The horror of last Friday’s murders at UCSB has us asking the all-important question: Why did this happen?
Of course, we ask the same question whenever violent tragedies like this grip the nation. Our first answer is usually the same one provided by Santa Barbara County Sheriff Bill Brown just after Friday’s rampage: “It’s obviously the work of a madman.”
I wish the answers to tragic shootings were that easy. Eliot Rodgers had psychological issues, no doubt, but it would be a mistake to isolate his issues to his own personal “madness.” What makes Rodgers actions so scary is that he is a product of the American theology of violence.
American Theology of Violence
Anyone who has heard Rodgers’ recorded rant will know the demonic theology behind his actions. If you dismiss Rodgers’ statements about becoming a god and his “Day of Retribution” as fomenting hatred coming from the lips of a madman, then you have to dismiss 90 percent of American Christian theology as fomenting hatred from the lips of madmen.
And I hope you do.
American Christian theology is mad. Rodgers claimed that he had been rejected by women and by men, and because they rejected him, he felt justified in rejecting them. He was rejected by the “alpha-males” and he was rejected by women.
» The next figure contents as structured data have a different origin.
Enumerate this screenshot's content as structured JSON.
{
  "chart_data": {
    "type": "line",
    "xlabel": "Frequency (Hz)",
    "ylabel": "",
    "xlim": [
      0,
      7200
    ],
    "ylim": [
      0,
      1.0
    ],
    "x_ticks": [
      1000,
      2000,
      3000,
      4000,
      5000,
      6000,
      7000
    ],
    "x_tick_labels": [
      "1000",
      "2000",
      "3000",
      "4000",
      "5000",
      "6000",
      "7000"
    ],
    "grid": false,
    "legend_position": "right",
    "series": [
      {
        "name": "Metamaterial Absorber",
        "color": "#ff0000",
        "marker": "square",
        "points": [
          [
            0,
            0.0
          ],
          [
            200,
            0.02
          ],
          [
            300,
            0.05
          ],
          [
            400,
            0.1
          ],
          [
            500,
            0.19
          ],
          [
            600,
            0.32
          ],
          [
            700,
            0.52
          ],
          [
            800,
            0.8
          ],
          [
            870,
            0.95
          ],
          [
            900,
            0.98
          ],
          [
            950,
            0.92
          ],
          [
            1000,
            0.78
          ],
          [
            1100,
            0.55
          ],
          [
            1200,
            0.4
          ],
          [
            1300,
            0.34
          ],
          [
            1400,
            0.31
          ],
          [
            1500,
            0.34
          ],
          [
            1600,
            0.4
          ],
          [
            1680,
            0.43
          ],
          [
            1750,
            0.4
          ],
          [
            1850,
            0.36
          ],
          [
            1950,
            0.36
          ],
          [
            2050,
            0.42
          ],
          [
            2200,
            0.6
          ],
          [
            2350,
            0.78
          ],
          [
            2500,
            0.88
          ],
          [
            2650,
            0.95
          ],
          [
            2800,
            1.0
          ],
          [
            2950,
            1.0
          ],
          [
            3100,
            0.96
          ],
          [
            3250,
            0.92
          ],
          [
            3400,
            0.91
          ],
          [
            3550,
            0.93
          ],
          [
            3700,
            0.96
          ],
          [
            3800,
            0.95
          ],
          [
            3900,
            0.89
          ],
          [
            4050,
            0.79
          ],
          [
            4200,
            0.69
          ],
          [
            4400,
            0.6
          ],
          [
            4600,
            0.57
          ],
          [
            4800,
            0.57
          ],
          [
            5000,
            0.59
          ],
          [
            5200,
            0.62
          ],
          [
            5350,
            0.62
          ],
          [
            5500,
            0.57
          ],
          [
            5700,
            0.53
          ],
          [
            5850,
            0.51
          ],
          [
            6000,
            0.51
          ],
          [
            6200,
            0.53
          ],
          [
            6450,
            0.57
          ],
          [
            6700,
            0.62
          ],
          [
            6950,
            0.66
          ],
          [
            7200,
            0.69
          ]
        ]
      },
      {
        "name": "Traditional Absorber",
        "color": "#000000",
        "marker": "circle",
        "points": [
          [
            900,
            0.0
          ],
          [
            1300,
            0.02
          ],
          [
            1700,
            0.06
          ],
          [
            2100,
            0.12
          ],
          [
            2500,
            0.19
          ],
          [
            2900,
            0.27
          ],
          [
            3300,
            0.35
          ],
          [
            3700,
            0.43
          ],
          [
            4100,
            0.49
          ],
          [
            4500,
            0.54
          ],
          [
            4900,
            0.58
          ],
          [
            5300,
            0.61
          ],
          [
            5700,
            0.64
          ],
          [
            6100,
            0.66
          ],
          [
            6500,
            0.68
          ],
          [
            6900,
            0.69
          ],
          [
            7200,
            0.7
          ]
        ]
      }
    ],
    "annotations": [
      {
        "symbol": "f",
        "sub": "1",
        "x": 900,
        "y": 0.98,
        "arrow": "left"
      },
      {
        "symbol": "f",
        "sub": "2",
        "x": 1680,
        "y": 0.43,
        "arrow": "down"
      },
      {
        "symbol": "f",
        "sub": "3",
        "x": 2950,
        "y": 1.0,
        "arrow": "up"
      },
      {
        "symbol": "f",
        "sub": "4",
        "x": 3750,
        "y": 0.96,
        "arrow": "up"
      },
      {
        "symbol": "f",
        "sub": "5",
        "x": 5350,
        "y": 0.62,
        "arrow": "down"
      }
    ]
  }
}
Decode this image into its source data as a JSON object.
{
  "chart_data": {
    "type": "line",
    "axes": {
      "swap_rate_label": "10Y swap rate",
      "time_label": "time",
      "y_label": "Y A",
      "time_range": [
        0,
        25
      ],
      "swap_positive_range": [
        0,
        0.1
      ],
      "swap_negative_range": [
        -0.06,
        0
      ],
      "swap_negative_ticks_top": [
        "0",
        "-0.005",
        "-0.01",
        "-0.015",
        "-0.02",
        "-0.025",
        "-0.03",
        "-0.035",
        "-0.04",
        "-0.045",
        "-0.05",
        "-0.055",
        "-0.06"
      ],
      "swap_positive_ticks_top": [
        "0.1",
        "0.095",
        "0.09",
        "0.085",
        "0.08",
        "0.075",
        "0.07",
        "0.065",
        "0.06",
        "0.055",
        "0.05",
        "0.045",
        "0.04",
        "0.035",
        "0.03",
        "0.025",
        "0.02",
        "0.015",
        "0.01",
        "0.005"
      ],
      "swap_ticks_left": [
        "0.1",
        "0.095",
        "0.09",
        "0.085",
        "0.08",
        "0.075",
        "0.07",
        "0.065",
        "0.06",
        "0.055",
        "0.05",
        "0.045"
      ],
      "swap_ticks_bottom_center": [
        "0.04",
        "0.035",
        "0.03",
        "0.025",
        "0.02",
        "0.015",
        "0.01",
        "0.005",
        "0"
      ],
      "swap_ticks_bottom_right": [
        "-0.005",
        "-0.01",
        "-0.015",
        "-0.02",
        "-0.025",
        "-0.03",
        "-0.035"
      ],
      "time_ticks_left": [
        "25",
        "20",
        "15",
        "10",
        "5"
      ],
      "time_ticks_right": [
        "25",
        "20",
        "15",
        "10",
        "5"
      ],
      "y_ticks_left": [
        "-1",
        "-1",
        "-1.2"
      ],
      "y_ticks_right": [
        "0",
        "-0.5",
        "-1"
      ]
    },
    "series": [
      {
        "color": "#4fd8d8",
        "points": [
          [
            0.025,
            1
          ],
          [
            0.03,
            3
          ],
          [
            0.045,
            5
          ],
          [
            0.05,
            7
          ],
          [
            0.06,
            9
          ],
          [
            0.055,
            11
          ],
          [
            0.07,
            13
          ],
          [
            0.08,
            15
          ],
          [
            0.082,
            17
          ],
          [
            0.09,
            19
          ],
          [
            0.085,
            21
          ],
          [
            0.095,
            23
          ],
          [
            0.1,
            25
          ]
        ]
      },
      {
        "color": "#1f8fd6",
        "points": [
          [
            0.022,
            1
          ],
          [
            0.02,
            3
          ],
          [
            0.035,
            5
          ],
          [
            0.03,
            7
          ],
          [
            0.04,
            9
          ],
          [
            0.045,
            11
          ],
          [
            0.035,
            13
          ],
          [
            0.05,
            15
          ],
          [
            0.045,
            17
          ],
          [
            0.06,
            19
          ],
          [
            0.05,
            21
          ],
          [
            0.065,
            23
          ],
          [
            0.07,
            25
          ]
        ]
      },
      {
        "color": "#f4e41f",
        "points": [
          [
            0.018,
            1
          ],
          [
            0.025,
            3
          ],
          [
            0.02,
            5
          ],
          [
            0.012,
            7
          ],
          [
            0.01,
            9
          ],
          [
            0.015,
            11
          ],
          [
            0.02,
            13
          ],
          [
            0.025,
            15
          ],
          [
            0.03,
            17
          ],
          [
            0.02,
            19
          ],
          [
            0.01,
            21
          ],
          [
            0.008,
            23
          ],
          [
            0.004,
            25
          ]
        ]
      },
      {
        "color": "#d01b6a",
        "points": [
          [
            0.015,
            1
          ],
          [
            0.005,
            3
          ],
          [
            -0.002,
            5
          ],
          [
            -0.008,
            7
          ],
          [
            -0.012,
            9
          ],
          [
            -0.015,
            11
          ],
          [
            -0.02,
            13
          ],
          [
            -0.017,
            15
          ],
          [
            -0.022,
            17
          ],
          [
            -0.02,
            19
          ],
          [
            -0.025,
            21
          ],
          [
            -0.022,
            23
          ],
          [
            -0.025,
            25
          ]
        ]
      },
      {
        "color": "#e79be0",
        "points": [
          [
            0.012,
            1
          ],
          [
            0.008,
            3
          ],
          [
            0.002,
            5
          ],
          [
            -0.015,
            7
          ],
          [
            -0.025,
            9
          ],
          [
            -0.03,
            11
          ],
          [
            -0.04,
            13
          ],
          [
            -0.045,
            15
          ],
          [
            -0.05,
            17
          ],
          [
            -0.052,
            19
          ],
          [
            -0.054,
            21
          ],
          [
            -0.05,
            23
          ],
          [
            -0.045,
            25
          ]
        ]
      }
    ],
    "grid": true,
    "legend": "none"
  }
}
His resentment stewed; he wanted to become just like those he hated; he wanted to be an “alpha-male.” He looked to them and imitated their violent methods of being alpha-males. And the only way to become an alpha-male is through violence. And, in becoming a violent alpha-male, he tried to become “like a god to them.”
Here is where theology has failed. The message that we often hear is that if you reject God, God will reject you. God is the ultimate alpha-male; a domineering Father who wills His way with power and violence. And you should be afraid of this God. In fact, fear is often the motivator for evangelism – fear that if you don’t turn to God then, on the Day of Vengeance, the Alpha-God will roast you in the fires of hell where you will suffer eternal conscious torment.
Rodgers’ statements reveal that he was a product of that madly demonic theological message. Those who preach that message about God must repent of that message or such tragedies will only continue. Please notice that even outside the confines of a religious setting, theology matters. It doesn’t matter whether Rodgers considered himself a Christian or not, American Christian theology is implicated in this tragedy because Rodgers’ violent theology is virtually identical to the violence that runs through American Christian theology.
Redeeming American Theology
In the New Testament, the word “repent” means to “change one’s mind.” When Jesus asks us to repent, he wants us to change our mind about God. We need a theological shift, and one person leading the way is Michael Hardin. In his book The Jesus Driven Life, Michael states that he tries, “to refer to the Bible as much as possible in this book, for what is ultimately being proposed is a theological shift that could affect American Christianity to its core.”
Michael proposes a theological shift that takes the violence out of the core of American Christianity. He does this not, as he states, by ignoring the Bible and Christian tradition. Rather, he makes the shift by delving deep into the Bible and tradition, and specifically, into the life, death, and resurrection of Jesus.
Jesus, Christian tradition tells us, was fully human and fully divine. In other words, Jesus reveals what it means to be both fully human and fully God. Notice that in Jesus there is no violence. Jesus does not reveal that the way to be fully human is to be a violent alpha-male or that God is a violent alpha-god who violently rejects those who reject him. Rather, Michael claims that “we must begin our theology with Jesus and not some abstract definition of God.”
This point cannot be overstated when it comes to redeeming American Christianity. Jesus did not come as an alpha-male. Jesus flips our view of manhood upside down. To be fully human is not to hold power over and against others, but to live a life of service to others. Jesus says that the “Son of Man did not come to be served, but to serve.” The alpha-male wants to be served. The Truly Human one serves through love and nonviolence.
Jesus also flips our view of God upside down. If God is like Jesus, then God is the Spirit of service, love and nonviolence, who lovingly forgives even God’s enemies. There is no violent alpha-male in God!
To make the point, Michael directs us to the cross. Given what much of American theology says about the cross, this may seem an unlikely place. But it’s exactly here, in our Atonement theology, where our discussion about God needs the most redemption. Humanity’s ultimate rejection of God is seen on the cross. But did God respond to that ultimate rejection by rejecting those who rejected him?
No, in fact, God forgave those who rejected him. Michael states:
The cross is the ultimate place of God’s brokenness. It is in this brokenness that we see most clearly the affection of God for humanity, an affection or love which takes even misjudgment, torture, humiliation and shame and still announces forgiveness.
American Christian theology, with its violent god who rejects those who reject him, is implicated in the murders that happened last Friday. Those of us who call ourselves Christians must repent from that theology. We must change our minds about a violent god. We must take responsibility for doing our part in redeeming theology so that it begins to look much more like the fully human and fully divine Jesus than the violent and idolatrous god of our own making.